Pharmacological induction of heat shock protein 68 synthesis in cultured rat astrocytes.

The induction of the highly inducible 70-kDa heat shock protein (HSP 70) is associated with thermotolerance and survival from many other types of stress. This investigation studied the pharmacological induction of HSP 68 (HSP 68 is the rat homolog of human HSP 70) by 1,10-phenanthroline in cultured rat astrocytes under conditions that activated heat shock transcription factor-1 without inducing HSP 68 synthesis. Two conditions that activate heat shock transcription factor-1 and promote its binding to the heat shock element without subsequent transcription of HSP 68 mRNA, intracellular acidosis and exposure to salicylate, showed synthesis of HSP 68 when 1,10-phenanthroline was added to culture medium after the activation of heat shock transcription factor-1. 1,10-phenanthroline mimicked heat shock by inducing HSP 68 mRNA and protein under both conditions. 1,10-phenanthroline added alone to culture medium did not induce the synthesis of HSP 68 or activate heat shock transcription factor-1. These findings strongly suggest a multistep activation for HSP 68 synthesis and also demonstrate that the synthesis of HSP 68 can be pharmacologically regulated.

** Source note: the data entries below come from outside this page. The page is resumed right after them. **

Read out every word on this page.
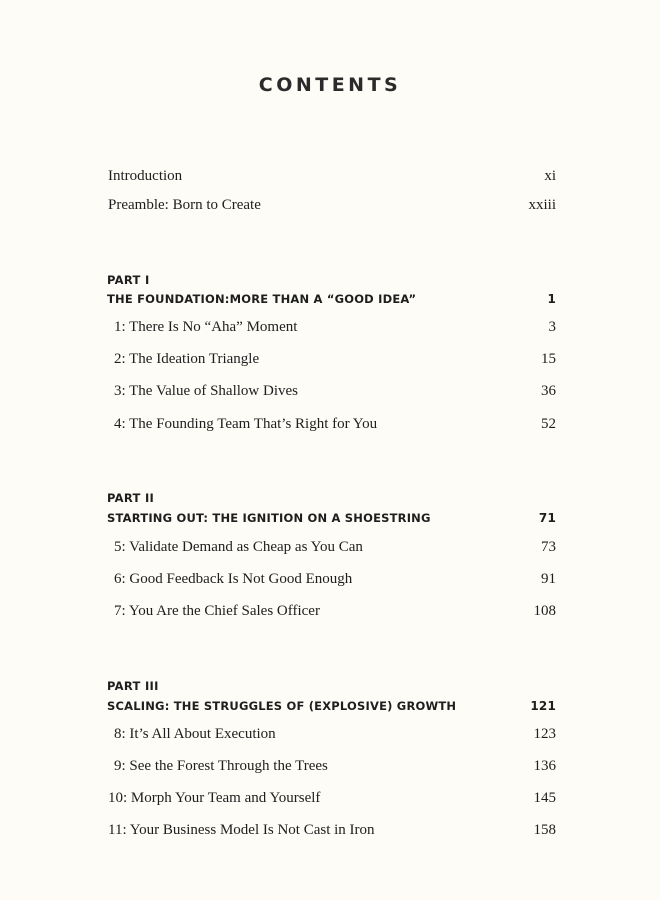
CONTENTS
Introduction	xi
Preamble: Born to Create	xxiii
PART I
THE FOUNDATION:MORE THAN A “GOOD IDEA”	1
1: There Is No “Aha” Moment	3
2: The Ideation Triangle	15
3: The Value of Shallow Dives	36
4: The Founding Team That’s Right for You	52
PART II
STARTING OUT: THE IGNITION ON A SHOESTRING	71
5: Validate Demand as Cheap as You Can	73
6: Good Feedback Is Not Good Enough	91
7: You Are the Chief Sales Officer	108
PART III
SCALING: THE STRUGGLES OF (EXPLOSIVE) GROWTH	121
8: It’s All About Execution	123
9: See the Forest Through the Trees	136
10: Morph Your Team and Yourself	145
11: Your Business Model Is Not Cast in Iron	158
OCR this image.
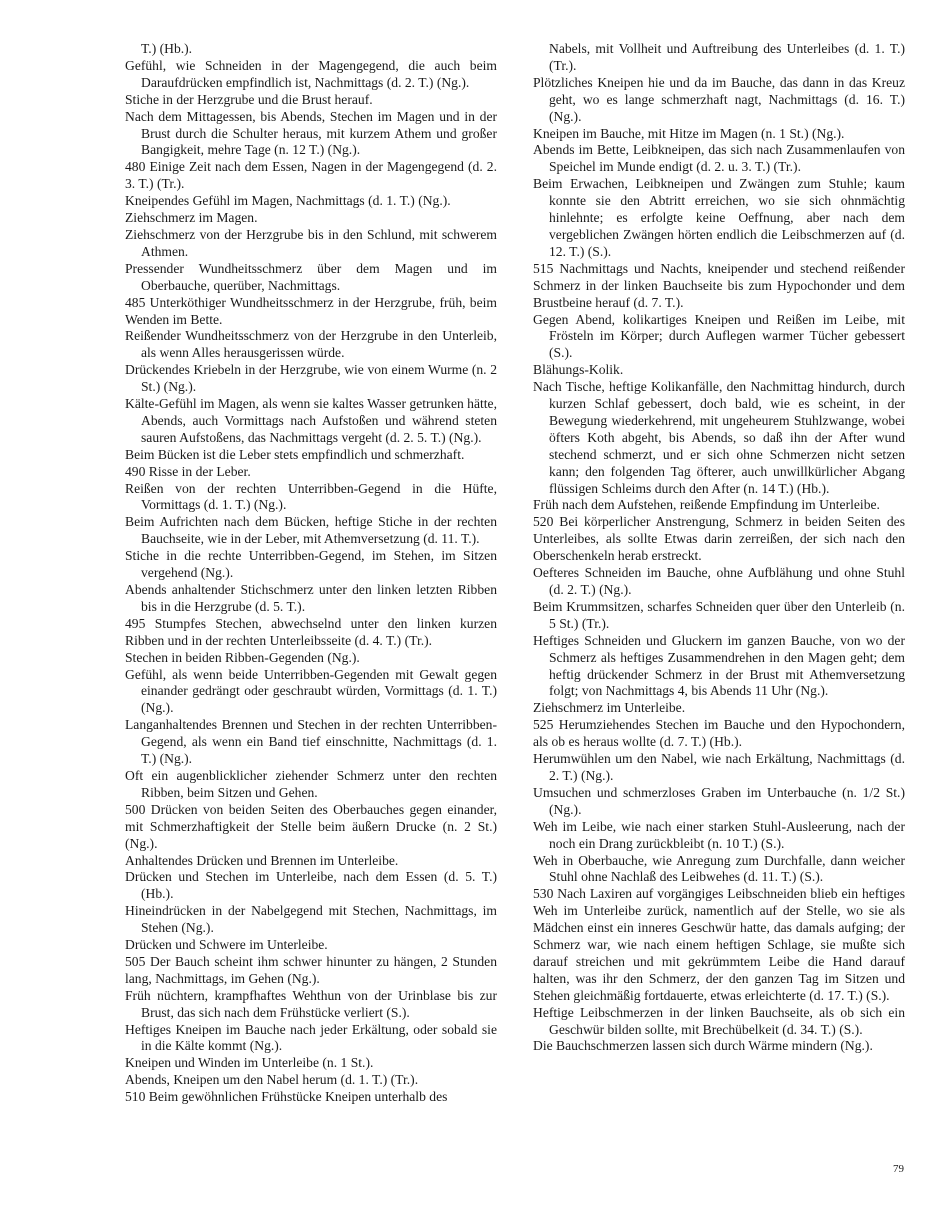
T.) (Hb.).
Gefühl, wie Schneiden in der Magengegend, die auch beim Daraufdrücken empfindlich ist, Nachmittags (d. 2. T.) (Ng.).
Stiche in der Herzgrube und die Brust herauf.
Nach dem Mittagessen, bis Abends, Stechen im Magen und in der Brust durch die Schulter heraus, mit kurzem Athem und großer Bangigkeit, mehre Tage (n. 12 T.) (Ng.).
480 Einige Zeit nach dem Essen, Nagen in der Magengegend (d. 2. 3. T.) (Tr.).
Kneipendes Gefühl im Magen, Nachmittags (d. 1. T.) (Ng.).
Ziehschmerz im Magen.
Ziehschmerz von der Herzgrube bis in den Schlund, mit schwerem Athmen.
Pressender Wundheitsschmerz über dem Magen und im Oberbauche, querüber, Nachmittags.
485 Unterköthiger Wundheitsschmerz in der Herzgrube, früh, beim Wenden im Bette.
Reißender Wundheitsschmerz von der Herzgrube in den Unterleib, als wenn Alles herausgerissen würde.
Drückendes Kriebeln in der Herzgrube, wie von einem Wurme (n. 2 St.) (Ng.).
Kälte-Gefühl im Magen, als wenn sie kaltes Wasser getrunken hätte, Abends, auch Vormittags nach Aufstoßen und während steten sauren Aufstoßens, das Nachmittags vergeht (d. 2. 5. T.) (Ng.).
Beim Bücken ist die Leber stets empfindlich und schmerzhaft.
490 Risse in der Leber.
Reißen von der rechten Unterribben-Gegend in die Hüfte, Vormittags (d. 1. T.) (Ng.).
Beim Aufrichten nach dem Bücken, heftige Stiche in der rechten Bauchseite, wie in der Leber, mit Athemversetzung (d. 11. T.).
Stiche in die rechte Unterribben-Gegend, im Stehen, im Sitzen vergehend (Ng.).
Abends anhaltender Stichschmerz unter den linken letzten Ribben bis in die Herzgrube (d. 5. T.).
495 Stumpfes Stechen, abwechselnd unter den linken kurzen Ribben und in der rechten Unterleibsseite (d. 4. T.) (Tr.).
Stechen in beiden Ribben-Gegenden (Ng.).
Gefühl, als wenn beide Unterribben-Gegenden mit Gewalt gegen einander gedrängt oder geschraubt würden, Vormittags (d. 1. T.) (Ng.).
Langanhaltendes Brennen und Stechen in der rechten Unterribben-Gegend, als wenn ein Band tief einschnitte, Nachmittags (d. 1. T.) (Ng.).
Oft ein augenblicklicher ziehender Schmerz unter den rechten Ribben, beim Sitzen und Gehen.
500 Drücken von beiden Seiten des Oberbauches gegen einander, mit Schmerzhaftigkeit der Stelle beim äußern Drucke (n. 2 St.) (Ng.).
Anhaltendes Drücken und Brennen im Unterleibe.
Drücken und Stechen im Unterleibe, nach dem Essen (d. 5. T.) (Hb.).
Hineindrücken in der Nabelgegend mit Stechen, Nachmittags, im Stehen (Ng.).
Drücken und Schwere im Unterleibe.
505 Der Bauch scheint ihm schwer hinunter zu hängen, 2 Stunden lang, Nachmittags, im Gehen (Ng.).
Früh nüchtern, krampfhaftes Wehthun von der Urinblase bis zur Brust, das sich nach dem Frühstücke verliert (S.).
Heftiges Kneipen im Bauche nach jeder Erkältung, oder sobald sie in die Kälte kommt (Ng.).
Kneipen und Winden im Unterleibe (n. 1 St.).
Abends, Kneipen um den Nabel herum (d. 1. T.) (Tr.).
510 Beim gewöhnlichen Frühstücke Kneipen unterhalb des
Nabels, mit Vollheit und Auftreibung des Unterleibes (d. 1. T.) (Tr.).
Plötzliches Kneipen hie und da im Bauche, das dann in das Kreuz geht, wo es lange schmerzhaft nagt, Nachmittags (d. 16. T.) (Ng.).
Kneipen im Bauche, mit Hitze im Magen (n. 1 St.) (Ng.).
Abends im Bette, Leibkneipen, das sich nach Zusammenlaufen von Speichel im Munde endigt (d. 2. u. 3. T.) (Tr.).
Beim Erwachen, Leibkneipen und Zwängen zum Stuhle; kaum konnte sie den Abtritt erreichen, wo sie sich ohnmächtig hinlehnte; es erfolgte keine Oeffnung, aber nach dem vergeblichen Zwängen hörten endlich die Leibschmerzen auf (d. 12. T.) (S.).
515 Nachmittags und Nachts, kneipender und stechend reißender Schmerz in der linken Bauchseite bis zum Hypochonder und dem Brustbeine herauf (d. 7. T.).
Gegen Abend, kolikartiges Kneipen und Reißen im Leibe, mit Frösteln im Körper; durch Auflegen warmer Tücher gebessert (S.).
Blähungs-Kolik.
Nach Tische, heftige Kolikanfälle, den Nachmittag hindurch, durch kurzen Schlaf gebessert, doch bald, wie es scheint, in der Bewegung wiederkehrend, mit ungeheurem Stuhlzwange, wobei öfters Koth abgeht, bis Abends, so daß ihn der After wund stechend schmerzt, und er sich ohne Schmerzen nicht setzen kann; den folgenden Tag öfterer, auch unwillkürlicher Abgang flüssigen Schleims durch den After (n. 14 T.) (Hb.).
Früh nach dem Aufstehen, reißende Empfindung im Unterleibe.
520 Bei körperlicher Anstrengung, Schmerz in beiden Seiten des Unterleibes, als sollte Etwas darin zerreißen, der sich nach den Oberschenkeln herab erstreckt.
Oefteres Schneiden im Bauche, ohne Aufblähung und ohne Stuhl (d. 2. T.) (Ng.).
Beim Krummsitzen, scharfes Schneiden quer über den Unterleib (n. 5 St.) (Tr.).
Heftiges Schneiden und Gluckern im ganzen Bauche, von wo der Schmerz als heftiges Zusammendrehen in den Magen geht; dem heftig drückender Schmerz in der Brust mit Athemversetzung folgt; von Nachmittags 4, bis Abends 11 Uhr (Ng.).
Ziehschmerz im Unterleibe.
525 Herumziehendes Stechen im Bauche und den Hypochondern, als ob es heraus wollte (d. 7. T.) (Hb.).
Herumwühlen um den Nabel, wie nach Erkältung, Nachmittags (d. 2. T.) (Ng.).
Umsuchen und schmerzloses Graben im Unterbauche (n. 1/2 St.) (Ng.).
Weh im Leibe, wie nach einer starken Stuhl-Ausleerung, nach der noch ein Drang zurückbleibt (n. 10 T.) (S.).
Weh in Oberbauche, wie Anregung zum Durchfalle, dann weicher Stuhl ohne Nachlaß des Leibwehes (d. 11. T.) (S.).
530 Nach Laxiren auf vorgängiges Leibschneiden blieb ein heftiges Weh im Unterleibe zurück, namentlich auf der Stelle, wo sie als Mädchen einst ein inneres Geschwür hatte, das damals aufging; der Schmerz war, wie nach einem heftigen Schlage, sie mußte sich darauf streichen und mit gekrümmtem Leibe die Hand darauf halten, was ihr den Schmerz, der den ganzen Tag im Sitzen und Stehen gleichmäßig fortdauerte, etwas erleichterte (d. 17. T.) (S.).
Heftige Leibschmerzen in der linken Bauchseite, als ob sich ein Geschwür bilden sollte, mit Brechübelkeit (d. 34. T.) (S.).
Die Bauchschmerzen lassen sich durch Wärme mindern (Ng.).
79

Cerebral hypoxia-ischemia in immature rats: methodological considerations.

We used a model of perinatal hypoxic/ischemic brain damage which combines unilateral common carotid artery ligation and hypoxia (8% O2). Protein synthesis inhibition and cell loss were found in the ipsilateral forebrain of 11-day-old rats when hypoxia was initiated 4 h but not 24 h after carotid ligation. [14C]Iodoantipyrine uptake studies suggest that compensating vascular changes which protect the ipsilateral forebrain occur within 24 h of carotid ligation.

Heme oxygenase in the experimental ALS mouse.

Heme oxygenase-1 (HO-1) is a stress protein inducible in some cells by oxidative stress. The status of heme oxygenase was investigated in a transgenic mouse model of amyotrophic lateral sclerosis (ALS) since oxidative mechanisms are postulated in neuronal injury. Three ALS mice [(SOD1-G93A)1Gur] and three controls [(SOD-1)2Gur] were obtained from The Jackson Laboratory. Behavioral differences suggestive of neurodegeneration in ALS mice developed at 4-5 months of age. All mice were killed at 7-8 months of age. Tissue vacuolation, cell loss, and the presence of GFAP+ cells were noted in the spinal cords of ALS mice. Spinal cord motor neurons in both control and ALS mice stained positive for heme oxygenase-2 (HO-2). While not precluding the presence of low levels of HO-1 neither immunohistochemical staining nor Western blot analysis provided evidence for significant HO-1 induction in degenerating spinal cord.